En fait, un projet informatique a deux maîtrises d'œuvre : la direction informatique, qui après la livraison du produit sera chargée de son exploitation sur les machines de la plate-forme technique, d'une part ; le réalisateur, d'autre part. La direction informatique se trouve dans une sorte d'entre-deux, intermédiaire entre la maîtrise d'ouvrage pour qui le produit est réalisé, et le réalisateur. 

Dans un premier temps, lorsque le contrat avec le réalisateur n'est pas encore passé, l'informatique représente le pôle maîtrise d'œuvre ; lorsque le contrat a été passé, elle se range du côté de la maîtrise d'ouvrage qu'elle assiste en assurant les parties techniques du suivi de projet et de la recette, et en s'assurant que le produit est bien exploitable sur la plate-forme technique de l'entreprise. 

Le contrat peut être passé soit dès que le modèle métier est disponible, soit lorsque le modèle d'analyse est disponible. Dans le premier cas, le cahier des charges est composé du modèle métier, auquel l'informatique ajoute l'indication des contraintes techniques propres à sa plate-forme, et le réalisateur établit le modèle d'analyse, puis le modèle technique ; dans le second cas, le cahier des charges est composé du modèle d'analyse et de l'indication des contraintes techniques, et le réalisateur établit le modèle technique.

Dans tous les cas, le modèle technique doit être établi par le réalisateur, car il doit intégrer, outre les contraintes techniques de la plate-forme, les spécificités des outils (générateur de code, "middleware" etc.) que le réalisateur va utiliser. 

Quelques pièges

Signalons les pièges dans lesquels on tombe parfois :

- on sous-estime souvent la difficulté de la logistique de consultation et de validation auprès des experts du métier : les rendez-vous sont difficiles à obtenir, les personnes ne sont pas assidues, ou bien elles ne se sentent pas autorisées à donner un avis parce que leur mandat n’est pas clair, ou bien elles sont désavouées après l’avoir donné, etc. Les délais peuvent s’allonger démesurément, la qualité de l’expression des besoins peut devenir douteuse, ce qui interdit la convergence du modèle métier.

- on présente aux dirigeants des documents d’une lourde technicité qui ne correspondent ni à leur langage, ni à leurs préoccupations. Dès lors la validation prend beaucoup de temps, ou bien au contraire elle est rapide et superficielle et risque donc d'être remise en cause par la suite : un dirigeant ne pourra en effet jamais tolérer que l’application soit en contradiction avec la stratégie de l’entreprise (voir "Pour une validation authentique"). 

- on prend en compte les contraintes techniques de façon trop précoce. Lorsque l’on fait le modèle métier, l’objectif est de donner une bonne expression de besoin, non d’optimiser les solutions techniques qui devont être examinées ensuite.
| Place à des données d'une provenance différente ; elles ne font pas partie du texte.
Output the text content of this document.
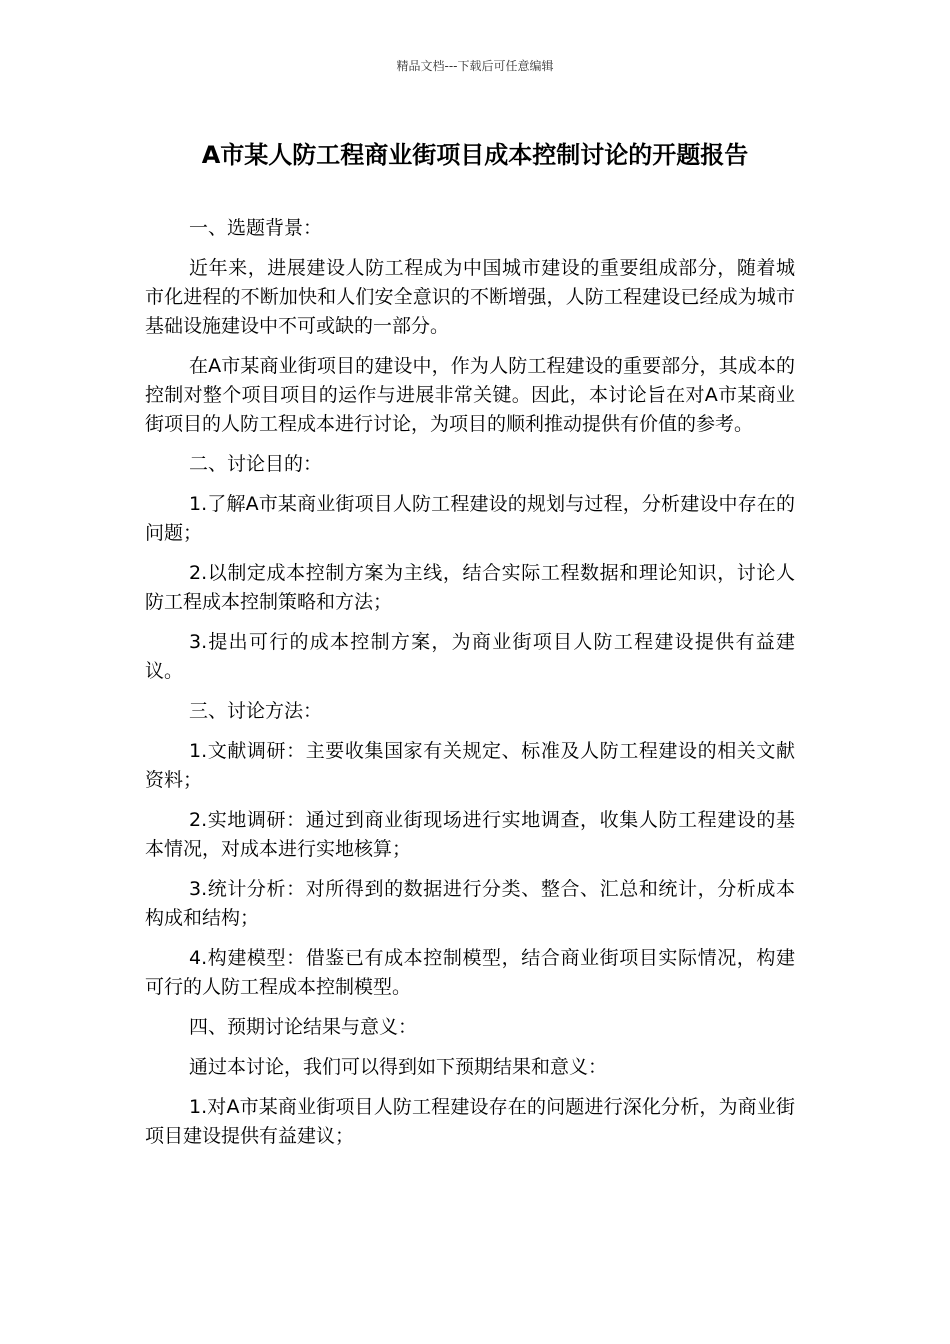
精品文档---下载后可任意编辑
A市某人防工程商业街项目成本控制讨论的开题报告

一、选题背景：

近年来，进展建设人防工程成为中国城市建设的重要组成部分，随着城市化进程的不断加快和人们安全意识的不断增强，人防工程建设已经成为城市基础设施建设中不可或缺的一部分。

在A市某商业街项目的建设中，作为人防工程建设的重要部分，其成本的控制对整个项目项目的运作与进展非常关键。因此，本讨论旨在对A市某商业街项目的人防工程成本进行讨论，为项目的顺利推动提供有价值的参考。

二、讨论目的：

1.了解A市某商业街项目人防工程建设的规划与过程，分析建设中存在的问题；

2.以制定成本控制方案为主线，结合实际工程数据和理论知识，讨论人防工程成本控制策略和方法；

3.提出可行的成本控制方案，为商业街项目人防工程建设提供有益建议。

三、讨论方法：

1.文献调研：主要收集国家有关规定、标准及人防工程建设的相关文献资料；

2.实地调研：通过到商业街现场进行实地调查，收集人防工程建设的基本情况，对成本进行实地核算；

3.统计分析：对所得到的数据进行分类、整合、汇总和统计，分析成本构成和结构；

4.构建模型：借鉴已有成本控制模型，结合商业街项目实际情况，构建可行的人防工程成本控制模型。

四、预期讨论结果与意义：

通过本讨论，我们可以得到如下预期结果和意义：

1.对A市某商业街项目人防工程建设存在的问题进行深化分析，为商业街项目建设提供有益建议；
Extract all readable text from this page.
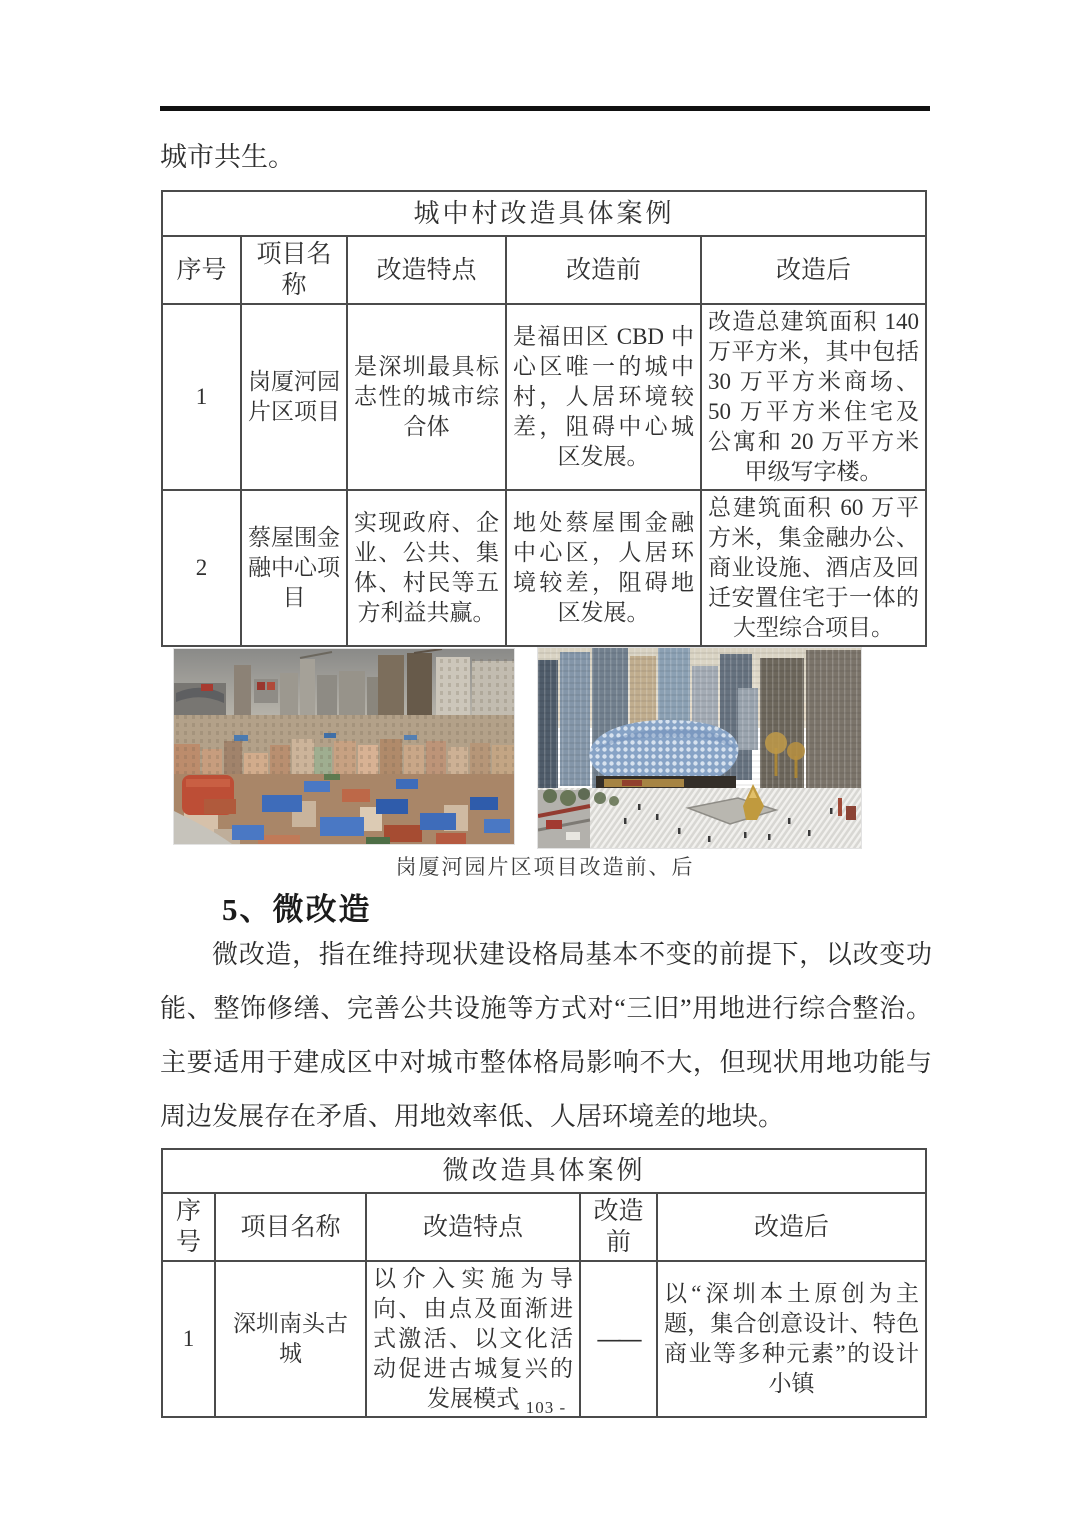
城市共生。

城中村改造具体案例				
序号	项目名称	改造特点	改造前	改造后
1	岗厦河园片区项目	是深圳最具标志性的城市综合体	是福田区 CBD 中心区唯一的城中村，人居环境较差，阻碍中心城区发展。	改造总建筑面积 140 万平方米，其中包括 30 万平方米商场、50 万平方米住宅及公寓和 20 万平方米甲级写字楼。
2	蔡屋围金融中心项目	实现政府、企业、公共、集体、村民等五方利益共赢。	地处蔡屋围金融中心区，人居环境较差，阻碍地区发展。	总建筑面积 60 万平方米，集金融办公、商业设施、酒店及回迁安置住宅于一体的大型综合项目。
岗厦河园片区项目改造前、后
5、微改造

微改造，指在维持现状建设格局基本不变的前提下，以改变功能、整饰修缮、完善公共设施等方式对“三旧”用地进行综合整治。主要适用于建成区中对城市整体格局影响不大，但现状用地功能与周边发展存在矛盾、用地效率低、人居环境差的地块。

微改造具体案例				
序号	项目名称	改造特点	改造前	改造后
1	深圳南头古城	以介入实施为导向、由点及面渐进式激活、以文化活动促进古城复兴的发展模式	——	以“深圳本土原创为主题，集合创意设计、特色商业等多种元素”的设计小镇
- 103 -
Il peut arriver que sous prétexte de " sérieux ", de " rigueur " ou encore de " méthodologie ", l’informatique veuille imposer au métier des règles de modélisation anticipant sur les choix à réaliser dans le modèle d’analyse ou même le modèle technique. Des choix techniques précoces devront alors être révisés par le maître d’œuvre, d’où travail en double et perte de temps.

- cloison étanche entre maîtrise d’ouvrage et maîtrise d’œuvre : même si la maîtrise d’œuvre n’est pas responsable du modèle métier, il faut que le maître d’ouvrage la consulte pour s’assurer de la faisabilité de ce qu’il envisage ; par ailleurs, même si le modèle technique ne concerne pas le maître d’ouvrage, il est utile qu’il soit informé de choix qui ont pour lui des conséquences directes (en termes de performances, fiabilité etc.). La spécialisation des rôles ne doit pas exclure la collaboration.